Chat completions

POST https://aiapiv2.pekpik.com/v1/chat/completions

OpenAI-compatible. Works with the official SDKs, LangChain, LlamaIndex, and any OpenAI-compatible client.

Request

curl https://aiapiv2.pekpik.com/v1/chat/completions \
  -H "Authorization: Bearer $PEKPIK_KEY" \
  -H "Content-Type: application/json" \
  -d '{
    "model": "claude-opus-4-7",
    "messages": [
      {"role": "system", "content": "You are concise."},
      {"role": "user", "content": "Explain HTTP/2 in one sentence."}
    ],
    "temperature": 0.7,
    "max_tokens": 512
  }'

Common parameters

Field	Description
`model`	Model ID (see Models).
`messages`	Array of `{role, content}`. Roles: `system`, `user`, `assistant`, `tool`.
`stream`	`true` to receive server-sent token chunks.
`temperature`, `top_p`	Sampling controls.
`max_tokens`	Output cap.
`tools`, `tool_choice`	Function / tool calling (where the model supports it).
`response_format`	Structured / JSON output (where supported).

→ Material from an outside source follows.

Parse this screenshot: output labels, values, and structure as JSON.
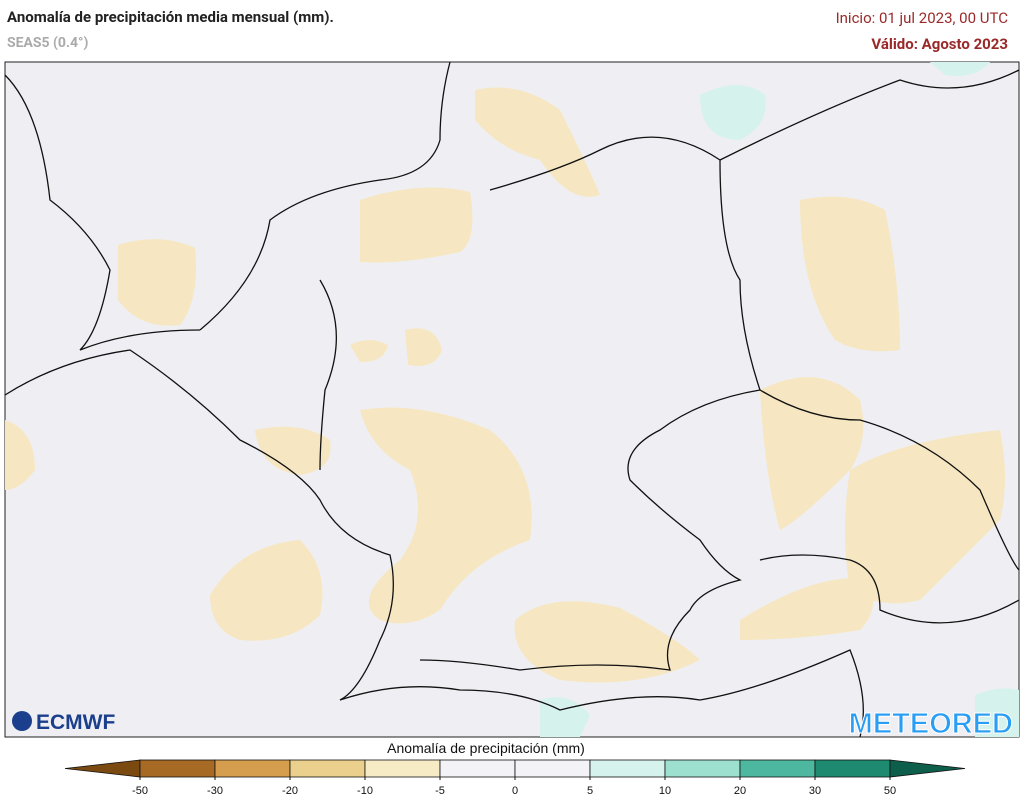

Feature support (vision, tools, structured output, streaming) mirrors the upstream model — nothing is stripped.

Response

{
  "id": "chatcmpl-...",
  "object": "chat.completion",
  "model": "claude-opus-4-7",
  "choices": [
    { "index": 0, "message": { "role": "assistant", "content": "..." }, "finish_reason": "stop" }
  ],
  "usage": { "prompt_tokens": 24, "completion_tokens": 18, "total_tokens": 42 }
}

Notes

For very large max_tokens, see provider-specific limits; the gateway may clamp to a safe ceiling on some pooled channels.
On a transient upstream failure the gateway automatically retries on another channel (see HA).